I have a special friend. I have never seen her or talked to a member of her family. I don’t know how she decorates or what style clothing she prefers –except her shoes, we talk a lot about shoes. I can also tell you what she can eat and entire pages from her life story, but, before last year, I didn’t have an idea that she existed on the planet.

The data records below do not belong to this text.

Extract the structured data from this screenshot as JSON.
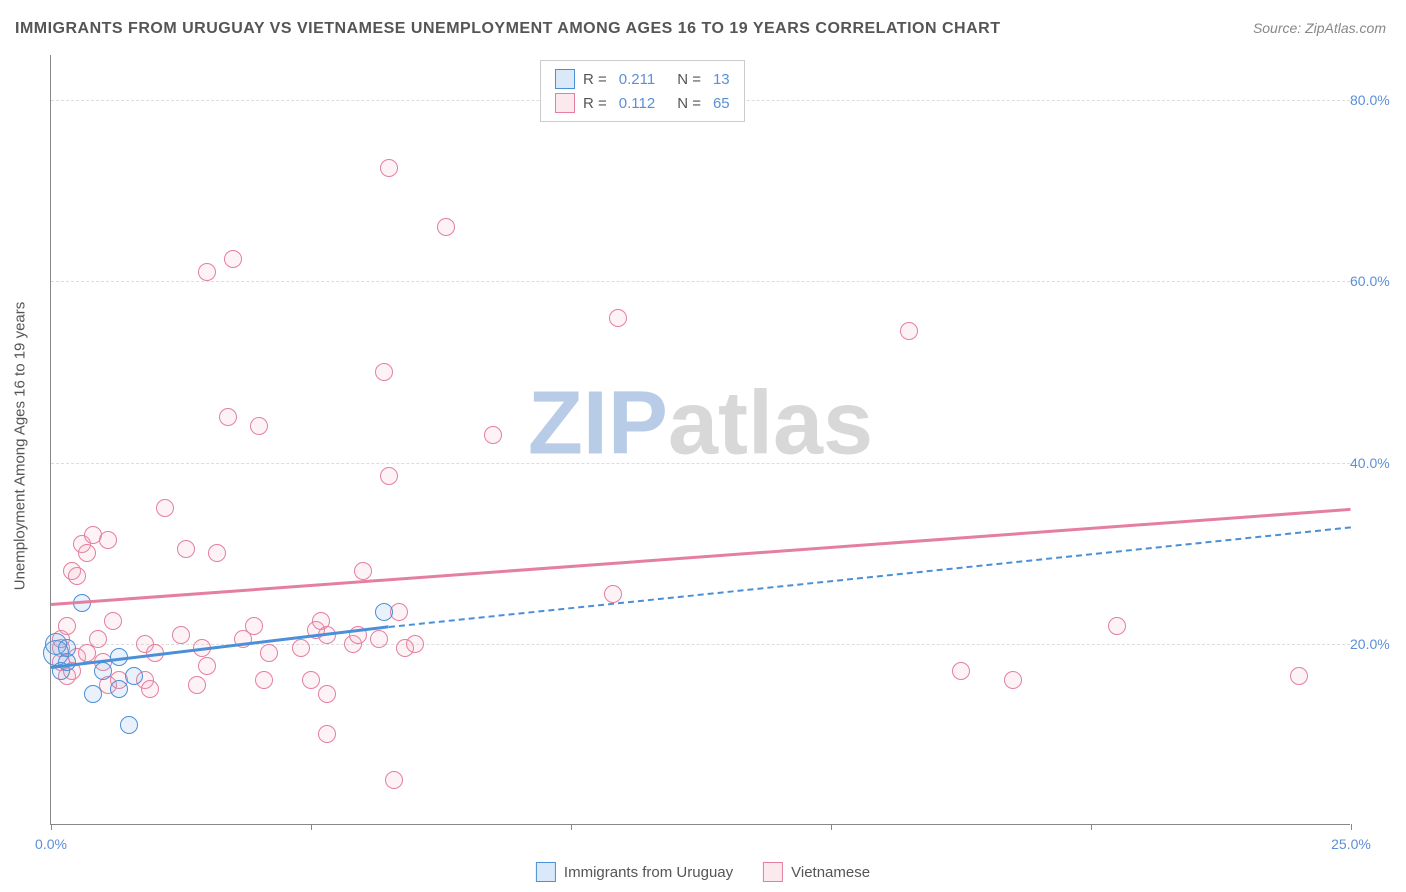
{
  "title": "IMMIGRANTS FROM URUGUAY VS VIETNAMESE UNEMPLOYMENT AMONG AGES 16 TO 19 YEARS CORRELATION CHART",
  "source": "Source: ZipAtlas.com",
  "y_axis_title": "Unemployment Among Ages 16 to 19 years",
  "watermark_zip": "ZIP",
  "watermark_atlas": "atlas",
  "watermark_color_zip": "#b8cce8",
  "watermark_color_atlas": "#d8d8d8",
  "chart": {
    "type": "scatter",
    "background_color": "#ffffff",
    "grid_color": "#dddddd",
    "axis_color": "#888888",
    "tick_label_color": "#5b8fd6",
    "xlim": [
      0,
      25
    ],
    "ylim": [
      0,
      85
    ],
    "x_ticks": [
      0,
      5,
      10,
      15,
      20,
      25
    ],
    "x_tick_labels": [
      "0.0%",
      "",
      "",
      "",
      "",
      "25.0%"
    ],
    "y_ticks": [
      20,
      40,
      60,
      80
    ],
    "y_tick_labels": [
      "20.0%",
      "40.0%",
      "60.0%",
      "80.0%"
    ],
    "marker_radius": 9,
    "marker_border_width": 1.5,
    "marker_fill_opacity": 0.15,
    "series": [
      {
        "name": "Immigrants from Uruguay",
        "color": "#6ca6e8",
        "border_color": "#4a8fd8",
        "R": "0.211",
        "N": "13",
        "trend": {
          "x1": 0,
          "y1": 17.5,
          "x2": 6.5,
          "y2": 22.0,
          "solid_until_x": 6.5,
          "dash_to_x": 25,
          "dash_to_y": 33.0
        },
        "points": [
          {
            "x": 0.1,
            "y": 19.0,
            "r": 13
          },
          {
            "x": 0.1,
            "y": 20.0,
            "r": 11
          },
          {
            "x": 0.2,
            "y": 17.0
          },
          {
            "x": 0.3,
            "y": 18.0
          },
          {
            "x": 0.3,
            "y": 19.5
          },
          {
            "x": 0.6,
            "y": 24.5
          },
          {
            "x": 0.8,
            "y": 14.5
          },
          {
            "x": 1.0,
            "y": 17.0
          },
          {
            "x": 1.3,
            "y": 15.0
          },
          {
            "x": 1.3,
            "y": 18.5
          },
          {
            "x": 1.5,
            "y": 11.0
          },
          {
            "x": 1.6,
            "y": 16.5
          },
          {
            "x": 6.4,
            "y": 23.5
          }
        ]
      },
      {
        "name": "Vietnamese",
        "color": "#f1a7bd",
        "border_color": "#e57f9f",
        "R": "0.112",
        "N": "65",
        "trend": {
          "x1": 0,
          "y1": 24.5,
          "x2": 25,
          "y2": 35.0,
          "solid_until_x": 25
        },
        "points": [
          {
            "x": 0.2,
            "y": 18.0
          },
          {
            "x": 0.2,
            "y": 19.5
          },
          {
            "x": 0.2,
            "y": 20.5
          },
          {
            "x": 0.3,
            "y": 22.0
          },
          {
            "x": 0.3,
            "y": 16.5
          },
          {
            "x": 0.4,
            "y": 17.0
          },
          {
            "x": 0.4,
            "y": 28.0
          },
          {
            "x": 0.5,
            "y": 27.5
          },
          {
            "x": 0.5,
            "y": 18.5
          },
          {
            "x": 0.6,
            "y": 31.0
          },
          {
            "x": 0.7,
            "y": 30.0
          },
          {
            "x": 0.7,
            "y": 19.0
          },
          {
            "x": 0.8,
            "y": 32.0
          },
          {
            "x": 0.9,
            "y": 20.5
          },
          {
            "x": 1.0,
            "y": 18.0
          },
          {
            "x": 1.1,
            "y": 31.5
          },
          {
            "x": 1.1,
            "y": 15.5
          },
          {
            "x": 1.2,
            "y": 22.5
          },
          {
            "x": 1.3,
            "y": 16.0
          },
          {
            "x": 1.8,
            "y": 16.0
          },
          {
            "x": 1.8,
            "y": 20.0
          },
          {
            "x": 1.9,
            "y": 15.0
          },
          {
            "x": 2.0,
            "y": 19.0
          },
          {
            "x": 2.2,
            "y": 35.0
          },
          {
            "x": 2.5,
            "y": 21.0
          },
          {
            "x": 2.6,
            "y": 30.5
          },
          {
            "x": 2.8,
            "y": 15.5
          },
          {
            "x": 2.9,
            "y": 19.5
          },
          {
            "x": 3.0,
            "y": 17.5
          },
          {
            "x": 3.0,
            "y": 61.0
          },
          {
            "x": 3.2,
            "y": 30.0
          },
          {
            "x": 3.4,
            "y": 45.0
          },
          {
            "x": 3.5,
            "y": 62.5
          },
          {
            "x": 3.7,
            "y": 20.5
          },
          {
            "x": 3.9,
            "y": 22.0
          },
          {
            "x": 4.0,
            "y": 44.0
          },
          {
            "x": 4.1,
            "y": 16.0
          },
          {
            "x": 4.2,
            "y": 19.0
          },
          {
            "x": 4.8,
            "y": 19.5
          },
          {
            "x": 5.0,
            "y": 16.0
          },
          {
            "x": 5.1,
            "y": 21.5
          },
          {
            "x": 5.2,
            "y": 22.5
          },
          {
            "x": 5.3,
            "y": 14.5
          },
          {
            "x": 5.3,
            "y": 21.0
          },
          {
            "x": 5.3,
            "y": 10.0
          },
          {
            "x": 5.8,
            "y": 20.0
          },
          {
            "x": 5.9,
            "y": 21.0
          },
          {
            "x": 6.0,
            "y": 28.0
          },
          {
            "x": 6.3,
            "y": 20.5
          },
          {
            "x": 6.4,
            "y": 50.0
          },
          {
            "x": 6.5,
            "y": 38.5
          },
          {
            "x": 6.5,
            "y": 72.5
          },
          {
            "x": 6.6,
            "y": 5.0
          },
          {
            "x": 6.7,
            "y": 23.5
          },
          {
            "x": 6.8,
            "y": 19.5
          },
          {
            "x": 7.0,
            "y": 20.0
          },
          {
            "x": 7.6,
            "y": 66.0
          },
          {
            "x": 8.5,
            "y": 43.0
          },
          {
            "x": 10.8,
            "y": 25.5
          },
          {
            "x": 10.9,
            "y": 56.0
          },
          {
            "x": 16.5,
            "y": 54.5
          },
          {
            "x": 17.5,
            "y": 17.0
          },
          {
            "x": 18.5,
            "y": 16.0
          },
          {
            "x": 20.5,
            "y": 22.0
          },
          {
            "x": 24.0,
            "y": 16.5
          }
        ]
      }
    ]
  },
  "legend_labels": {
    "R": "R =",
    "N": "N ="
  }
}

It was an unexpected, and totally unexpected, pairing. The nameless woman that brought us together is an office manager in a busy doctor’s office in the Hospital for Special Surgery in New York City (check out US and World Report – HSS is ranked #1 in the U.S. for orthopedic care). I had followed two leads that both led me to the office of Dr.Edwin Su. He is renowned for his work on hip repair and I had been told he might be the man to tackle my uncooperative hips. I called and asked if Dr. Su had prior experience doing repair on Ehler’s-Danlos patients, because the entire game is a bit different. His manager said she would check and call me back. When she called (yes, she actually did!) she said that he had expertise in that small niche and that he was willing to see me. She was helpful in setting up an appointment expeditiously. Before we hung up, she blurted out, “I take voice lessons with a woman with Ehler’s-Danlos Syndrome. Would you be willing to talk with her sometime? She has never talked to anyone else that has it.”
“Of course, she could call my house and get two of us here!” I laughed.
The office manager confirmed that I wouldn’t mind if she shared my information with her friend and teacher. I put her mind at ease that she was free to do so.
The call came about a week later. A woman whose voice I can best describe as having a honey and lemon quality – some zing in the smoothness—introduced herself as Lynn.
She was in her late 70’s, wasn’t diagnosed until 65 or so, after an unfortunate lifetime of medical calamities. I was drawn to her immediately. She had humor, perspective, and grace, but still managed to maintain her straight-shooting-I-tell-it-like-it-is attitude. Really, almost impossible to resist. She had recently moved from her lifelong home in New York City to Princeton, N.J.. Lynn missed her community, her roots and her life in the City. Her son was raised there, her career as an opera-singer was built there. Her husband felt finances dictated the move. We swapped the basics and promised to talk in a few weeks.
Lynn has been a totally unexpected angel to touch my life. During my very hard weeks in the Rehab. Hospital last summer, she sent me cards of encouragement regularly. She
continues to call every so often, and if I don’t answer within a week, she’ll try again. She said she senses something must be going on because I am usually prompt about returning her calls. If I pick up the phone to call her, I can never guess there is anything else going on in her world than making time for me. How a writer in Whately can recognize in an opera-singer from New York City the prospect of hope, I can not guess. However, Lynn, repeatedly over the past year, has found me in times of darkness and brought me light.
Apparently, there must be something to that line in King James Bible, Exodus 1:3 when God is reported as having said, ”‘Let there be light.’ So there was light.” It seems that light can take many forms and colors in our lives.